Single by Megan Thee Stallion

from the EP Tina Snow
- Released: January 22, 2019
- Recorded: 2018
- Genre: Dirty rap
- Length: 3:34
- Label: 300
- Composers: Marquis Dair; Julian Mason;
- Lyricist: Megan Thee Stallion;
- Producer: LilJuMadeDaBeat

Megan Thee Stallion singles chronology
| "Cocky AF" (2018) | "Big Ole Freak" (2019) | "Sex Talk" (2019) |

Official video
- "Big Ole Freak" on YouTube

= Big Ole Freak =

2019 single by Megan Thee Stallion

"Big Ole Freak" is a song by American rapper and songwriter Megan Thee Stallion. It was released to US rhythmic contemporary radio on January 22, 2019, as a single from her 2018 EP Tina Snow. It hit at number 99 on the US Billboard Hot 100, before ascending to number 65, becoming Megan Thee Stallion's first charting song.
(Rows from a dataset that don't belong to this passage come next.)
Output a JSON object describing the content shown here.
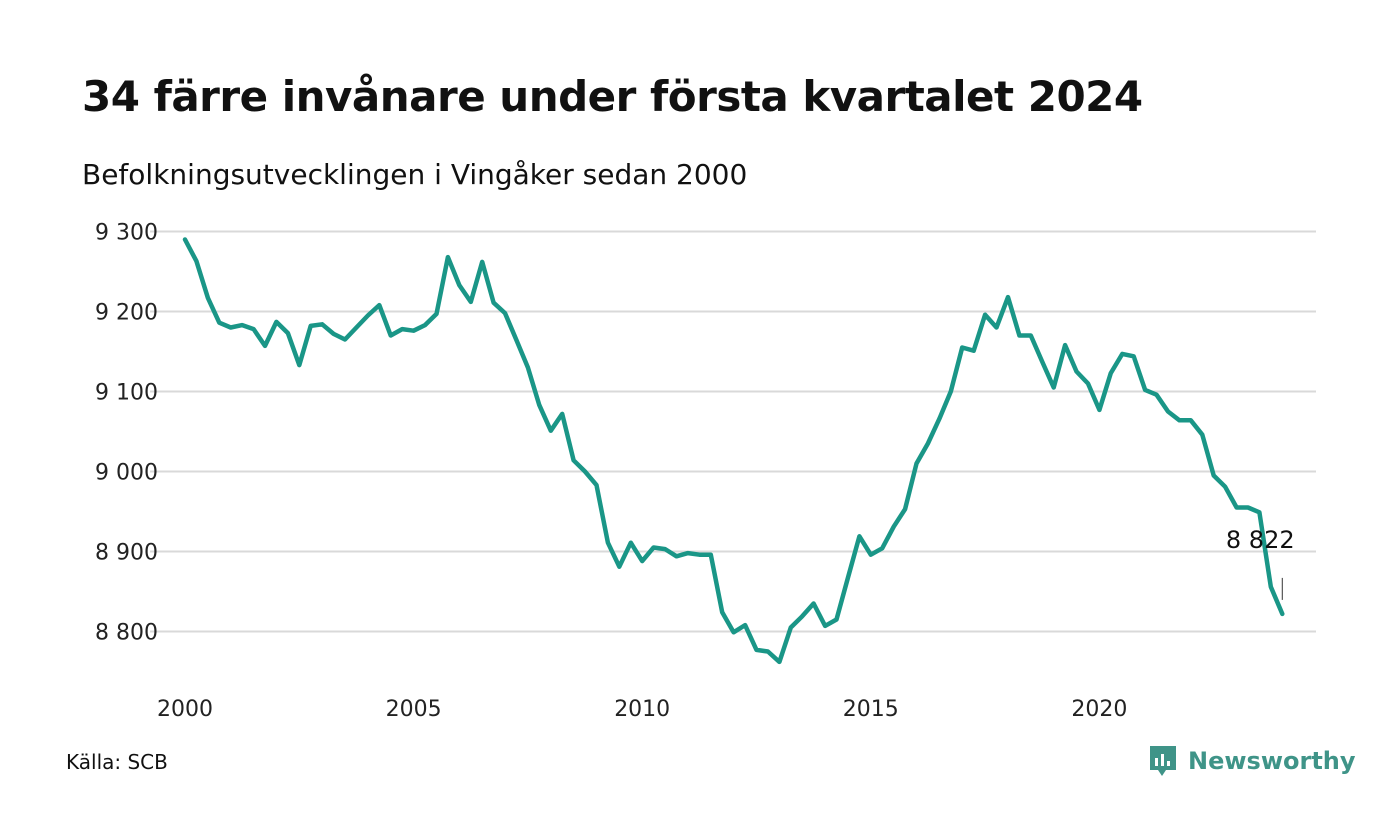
{
  "title": "34 färre invånare under första kvartalet 2024",
  "subtitle": "Befolkningsutvecklingen i Vingåker sedan 2000",
  "source": "Källa: SCB",
  "brand": {
    "name": "Newsworthy",
    "icon": "newsworthy-logo-icon",
    "color": "#3f9488"
  },
  "colors": {
    "line": "#1a9687",
    "grid": "#d9d9d9"
  },
  "chart_data": {
    "type": "line",
    "title": "34 färre invånare under första kvartalet 2024",
    "subtitle": "Befolkningsutvecklingen i Vingåker sedan 2000",
    "xlabel": "",
    "ylabel": "",
    "x_ticks": [
      2000,
      2005,
      2010,
      2015,
      2020
    ],
    "y_ticks": [
      8800,
      8900,
      9000,
      9100,
      9200,
      9300
    ],
    "y_tick_labels": [
      "8 800",
      "8 900",
      "9 000",
      "9 100",
      "9 200",
      "9 300"
    ],
    "xlim": [
      2000,
      2024.25
    ],
    "ylim": [
      8750,
      9310
    ],
    "grid": true,
    "end_label": "8 822",
    "series": [
      {
        "color": "#1a9687",
        "x": [
          2000.0,
          2000.25,
          2000.5,
          2000.75,
          2001.0,
          2001.25,
          2001.5,
          2001.75,
          2002.0,
          2002.25,
          2002.5,
          2002.75,
          2003.0,
          2003.25,
          2003.5,
          2003.75,
          2004.0,
          2004.25,
          2004.5,
          2004.75,
          2005.0,
          2005.25,
          2005.5,
          2005.75,
          2006.0,
          2006.25,
          2006.5,
          2006.75,
          2007.0,
          2007.25,
          2007.5,
          2007.75,
          2008.0,
          2008.25,
          2008.5,
          2008.75,
          2009.0,
          2009.25,
          2009.5,
          2009.75,
          2010.0,
          2010.25,
          2010.5,
          2010.75,
          2011.0,
          2011.25,
          2011.5,
          2011.75,
          2012.0,
          2012.25,
          2012.5,
          2012.75,
          2013.0,
          2013.25,
          2013.5,
          2013.75,
          2014.0,
          2014.25,
          2014.5,
          2014.75,
          2015.0,
          2015.25,
          2015.5,
          2015.75,
          2016.0,
          2016.25,
          2016.5,
          2016.75,
          2017.0,
          2017.25,
          2017.5,
          2017.75,
          2018.0,
          2018.25,
          2018.5,
          2018.75,
          2019.0,
          2019.25,
          2019.5,
          2019.75,
          2020.0,
          2020.25,
          2020.5,
          2020.75,
          2021.0,
          2021.25,
          2021.5,
          2021.75,
          2022.0,
          2022.25,
          2022.5,
          2022.75,
          2023.0,
          2023.25,
          2023.5,
          2023.75,
          2024.0
        ],
        "values": [
          9290,
          9263,
          9217,
          9186,
          9180,
          9183,
          9178,
          9157,
          9187,
          9173,
          9133,
          9182,
          9184,
          9172,
          9165,
          9180,
          9195,
          9208,
          9170,
          9178,
          9176,
          9183,
          9197,
          9268,
          9233,
          9212,
          9262,
          9211,
          9198,
          9164,
          9130,
          9083,
          9051,
          9072,
          9014,
          9000,
          8983,
          8911,
          8881,
          8911,
          8888,
          8905,
          8903,
          8894,
          8898,
          8896,
          8896,
          8824,
          8799,
          8808,
          8777,
          8775,
          8762,
          8805,
          8819,
          8835,
          8807,
          8815,
          8867,
          8919,
          8896,
          8904,
          8931,
          8953,
          9010,
          9035,
          9066,
          9100,
          9155,
          9151,
          9196,
          9180,
          9218,
          9170,
          9170,
          9137,
          9105,
          9158,
          9125,
          9110,
          9077,
          9123,
          9147,
          9144,
          9102,
          9096,
          9075,
          9064,
          9064,
          9046,
          8995,
          8981,
          8955,
          8955,
          8949,
          8856,
          8822
        ]
      }
    ]
  }
}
The single was certified Double Platinum by the RIAA for selling over 2 million units. "Big Ole Freak" has been noted by critics as one of Megan’s breakout songs that jumpstarted her career.

==Background==
The song samples Immature's song, "Is It Love This Time", from their debut album, On Our Worst Behavior (1992) The song also samples the baseline of Al B. Sure!'s song Nite and Day.

==Critical reception==
Rolling Stone noted that the song has a "frankly carnal rap" and an "airy melody". Billboard called it a "saucy club banger" with a "thumping melody" and an "unapologetic spirit", and said the "vocally gifted MC has the razor-sharp delivery to potentially lead a new era of hip-hop".

==Music video==
The music video, directed by Munachi Osegbu, was released in February 2019.

==Charts==

===Weekly charts===

| Chart (2019) | Peak position |
|---|---|
| US Billboard Hot 100 | 65 |
| US Hot R&B/Hip-Hop Songs (Billboard) | 25 |
| US R&B/Hip-Hop Airplay (Billboard) | 5 |
| US Rhythmic (Billboard) | 21 |

===Year-end charts===

| Chart (2019) | Position |
|---|---|
| US Hot R&B/Hip-Hop Songs (Billboard) | 67 |

==Certifications==

| Region | Certification | Certified units/sales |
| United States (RIAA) | 2× Platinum | 2,000,000^{‡} |
^{‡} Sales+streaming figures based on certification alone.